Definition of absorption rate

By Mark Holland / last week

What is the absorption rate?

The term absorption rate refers to a metric used in the real estate market to assess the rate at which available homes are sold in a specific market during a given period of time. It is calculated by dividing the number of homes sold in the allotted time period by the total number of homes available. This equation can also be reversed to identify the amount of time it would take for the supply to be sold. Absorption rates are also a key part of the accounting industry. In this context, the absorption rate refers to the way companies calculate their overhead costs.

Key takeaways

• The absorption rate is commonly used in the real estate market to determine how many homes are selling in a market at any given time.
• The equation can also be used to calculate how long it would take to sell the home supply on the market.
• An absorption rate above 20% has indicated a seller’s market and an absorption rate below 15% is an indicator of a buyer’s market.
• Absorption rates are also used to determine overhead costs in accounting.
• Businesses generally use estimates to calculate their overheads, which means they have to make adjustments to their balance sheets when actual costs come in.

Understand the absorption rate

The absorption rate provides information on how fast or slow houses are selling on the real estate market. An absorption rate does not take into account additional homes that enter the market at different times. That’s because this only provides a figure based on currently available data.

A high absorption rate may indicate that the supply of available homes will shrink rapidly, indicating that a homeowner will sell their property in a shorter period of time. Traditionally, an absorption rate greater than 20% indicates a seller’s market in which homes are selling quickly. An absorption rate below 15% is an indicator of a buyer’s market where homes are not selling as quickly.

Influence on the real estate market

In market conditions with low absorption rates, a real estate agent may be forced to lower the listing price to attract a sale. Alternatively, the agent can raise the price without sacrificing demand for the home if the market has a high absorption rate. The absorption rate is also important for buyers and sellers to follow while making decisions about the timing of purchases and sales.

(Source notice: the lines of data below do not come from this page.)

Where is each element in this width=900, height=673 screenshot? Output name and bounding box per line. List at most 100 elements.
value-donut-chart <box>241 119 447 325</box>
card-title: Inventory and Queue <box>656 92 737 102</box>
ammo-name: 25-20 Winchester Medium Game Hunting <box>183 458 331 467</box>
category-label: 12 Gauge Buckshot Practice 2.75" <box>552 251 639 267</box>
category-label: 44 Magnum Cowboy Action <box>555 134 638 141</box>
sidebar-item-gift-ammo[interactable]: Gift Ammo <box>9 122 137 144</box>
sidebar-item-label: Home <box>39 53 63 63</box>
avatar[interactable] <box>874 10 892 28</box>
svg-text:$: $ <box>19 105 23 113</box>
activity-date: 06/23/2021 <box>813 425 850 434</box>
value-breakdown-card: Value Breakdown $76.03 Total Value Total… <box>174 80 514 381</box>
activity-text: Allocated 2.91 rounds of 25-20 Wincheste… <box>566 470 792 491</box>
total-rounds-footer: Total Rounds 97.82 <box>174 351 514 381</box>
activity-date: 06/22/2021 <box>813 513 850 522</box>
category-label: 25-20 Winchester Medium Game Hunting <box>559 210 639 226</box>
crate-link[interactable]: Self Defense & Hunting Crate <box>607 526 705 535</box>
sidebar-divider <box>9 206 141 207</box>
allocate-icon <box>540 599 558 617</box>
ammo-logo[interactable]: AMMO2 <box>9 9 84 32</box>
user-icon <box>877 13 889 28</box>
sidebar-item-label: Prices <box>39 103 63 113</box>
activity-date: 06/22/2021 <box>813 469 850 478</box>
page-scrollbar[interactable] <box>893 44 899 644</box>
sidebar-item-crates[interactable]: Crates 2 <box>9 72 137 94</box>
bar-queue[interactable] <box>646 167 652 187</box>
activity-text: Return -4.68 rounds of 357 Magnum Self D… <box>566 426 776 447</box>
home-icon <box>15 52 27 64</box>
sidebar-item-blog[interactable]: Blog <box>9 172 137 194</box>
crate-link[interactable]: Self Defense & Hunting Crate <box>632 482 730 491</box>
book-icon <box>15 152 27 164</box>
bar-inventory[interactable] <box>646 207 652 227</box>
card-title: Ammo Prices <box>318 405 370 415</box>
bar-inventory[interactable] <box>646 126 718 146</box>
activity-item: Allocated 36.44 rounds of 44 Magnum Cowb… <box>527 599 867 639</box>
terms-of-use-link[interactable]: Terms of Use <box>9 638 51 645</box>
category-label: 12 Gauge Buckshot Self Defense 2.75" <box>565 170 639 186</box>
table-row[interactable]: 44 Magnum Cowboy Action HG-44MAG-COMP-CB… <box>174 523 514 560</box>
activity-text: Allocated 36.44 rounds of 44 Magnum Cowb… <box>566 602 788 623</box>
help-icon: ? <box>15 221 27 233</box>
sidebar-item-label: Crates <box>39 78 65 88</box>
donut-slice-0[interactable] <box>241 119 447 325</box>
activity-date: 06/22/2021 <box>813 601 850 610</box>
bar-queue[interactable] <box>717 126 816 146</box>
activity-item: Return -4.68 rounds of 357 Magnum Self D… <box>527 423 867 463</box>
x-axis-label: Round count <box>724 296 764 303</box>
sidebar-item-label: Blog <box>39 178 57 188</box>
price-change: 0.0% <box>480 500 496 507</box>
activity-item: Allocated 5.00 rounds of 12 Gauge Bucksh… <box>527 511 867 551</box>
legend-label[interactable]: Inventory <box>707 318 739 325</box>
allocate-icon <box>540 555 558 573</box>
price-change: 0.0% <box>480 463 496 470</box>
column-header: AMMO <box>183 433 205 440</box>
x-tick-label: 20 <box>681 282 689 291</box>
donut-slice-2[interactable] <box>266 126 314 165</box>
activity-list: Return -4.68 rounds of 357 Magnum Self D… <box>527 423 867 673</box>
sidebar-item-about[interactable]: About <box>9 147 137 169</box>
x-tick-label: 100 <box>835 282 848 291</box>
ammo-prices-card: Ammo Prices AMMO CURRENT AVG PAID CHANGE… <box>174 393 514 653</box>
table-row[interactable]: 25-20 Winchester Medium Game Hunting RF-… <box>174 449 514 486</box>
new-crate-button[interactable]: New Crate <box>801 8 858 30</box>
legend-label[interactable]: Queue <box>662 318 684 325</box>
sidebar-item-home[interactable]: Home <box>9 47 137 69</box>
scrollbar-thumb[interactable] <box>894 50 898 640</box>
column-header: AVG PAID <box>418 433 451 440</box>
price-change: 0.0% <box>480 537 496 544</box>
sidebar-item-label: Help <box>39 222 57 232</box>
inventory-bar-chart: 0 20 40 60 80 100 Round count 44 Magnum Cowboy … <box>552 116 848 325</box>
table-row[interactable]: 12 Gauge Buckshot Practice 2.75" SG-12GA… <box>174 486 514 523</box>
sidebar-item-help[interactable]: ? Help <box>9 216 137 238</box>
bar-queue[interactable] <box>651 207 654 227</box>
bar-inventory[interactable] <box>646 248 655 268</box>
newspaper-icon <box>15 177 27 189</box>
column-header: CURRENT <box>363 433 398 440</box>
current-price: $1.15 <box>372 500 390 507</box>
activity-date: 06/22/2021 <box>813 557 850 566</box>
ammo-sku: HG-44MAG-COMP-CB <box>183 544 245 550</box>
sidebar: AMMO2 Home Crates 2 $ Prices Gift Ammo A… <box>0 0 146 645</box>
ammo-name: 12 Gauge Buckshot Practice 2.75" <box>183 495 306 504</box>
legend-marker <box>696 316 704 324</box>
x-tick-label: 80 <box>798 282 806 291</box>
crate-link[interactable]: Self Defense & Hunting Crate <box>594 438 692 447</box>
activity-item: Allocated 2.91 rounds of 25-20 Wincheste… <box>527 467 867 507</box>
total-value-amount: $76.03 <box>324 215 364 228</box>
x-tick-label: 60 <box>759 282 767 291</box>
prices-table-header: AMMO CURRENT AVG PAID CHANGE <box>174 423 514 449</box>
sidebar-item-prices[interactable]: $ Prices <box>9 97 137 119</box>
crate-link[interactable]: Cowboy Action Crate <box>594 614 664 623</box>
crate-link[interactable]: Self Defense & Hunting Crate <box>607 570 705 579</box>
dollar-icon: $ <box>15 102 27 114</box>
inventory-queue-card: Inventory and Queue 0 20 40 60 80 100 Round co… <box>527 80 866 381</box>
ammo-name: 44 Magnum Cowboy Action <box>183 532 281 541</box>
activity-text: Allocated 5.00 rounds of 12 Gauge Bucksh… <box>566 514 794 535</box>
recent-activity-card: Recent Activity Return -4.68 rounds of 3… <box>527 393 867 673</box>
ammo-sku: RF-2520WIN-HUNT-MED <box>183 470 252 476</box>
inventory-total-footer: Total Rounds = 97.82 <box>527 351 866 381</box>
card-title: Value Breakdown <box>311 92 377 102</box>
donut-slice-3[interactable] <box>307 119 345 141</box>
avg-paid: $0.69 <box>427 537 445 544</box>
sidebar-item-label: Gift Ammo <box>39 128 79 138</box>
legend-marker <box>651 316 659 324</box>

The absorption rate can be a signal for developers to start building new homes. In market conditions with a high absorption rate, the demand may be high enough to justify further development of the properties. Meanwhile, periods with lower absorption rates indicate a cooling period for construction.

Appraisers use the absorption rate to determine the value of a property. Some procedures require an appendix showing that absorption rates were considered in the appraisal calculations. In general, appraisers are responsible for analyzing market conditions and maintaining an understanding of absorption rates for all types of appraised values.

Most appraisers include this data metric in the neighborhood section of appraisal forms. The current valuation of a home would decrease during periods of declining absorption rates and increase when absorption rates are high.

Absorption rate example

Suppose a city has 1,000 houses currently on the market to be sold. If buyers purchase 100 homes per month, the absorption rate is 10% (100 homes sold per month divided by 1,000 homes available for sale). This also indicates that the supply of homes will be exhausted in 10 months (1,000 homes divided by 100 homes sold / month).

Absorption rate in accounting

As mentioned above, the accounting industry also uses absorption rates. This is the rate at which businesses calculate their overhead. These are the costs associated with supplying goods and services to your customers. As such, it is also often called the air absorption rate.

Businesses often have to use estimates to determine their overhead costs. That’s because they don’t know what the real costs are until they come in. To determine their overhead, companies divide their budgeted overhead divided by the total budgeted production base. This requires an adjustment at the end of the accounting period to make up for any difference between expected and actual costs.

This can be problematic, especially when companies use very conservative estimates to predict their costs. Doing so can upset your balance sheets because actual costs may be higher at the end of the reporting period or if costs fluctuate.

What is the formula for the absorption rate in real estate?

To find the absorption rate in real estate, divide the total number of homes sold in a specific time period by the total number of homes available in that market.

What is a 6 month absorption rate?

Absorption rates indicate how long it takes to sell homes in a given market. A six-month absorption rate indicates a balanced market, so buyers and sellers benefit equally during this environment.

How is a monthly absorption rate calculated?

To determine a monthly absorption rate, take the total number of homes sold on the market and divide it by 12.

The bottom line

The absorption rate is a very important metric that is used in the real estate and accounting industries. Real estate agents use it to determine how many houses are selling in a particular area at any given time. These professionals can also use the rate to determine the type of market they face, be it a buyers, sellers, or balanced market. This rate is also important for the construction industry, as it indicates when developers should start buying. Equally important is how this rate is used in the accounting field, especially for companies to estimate their overhead. You can use the formulas above to determine these rates.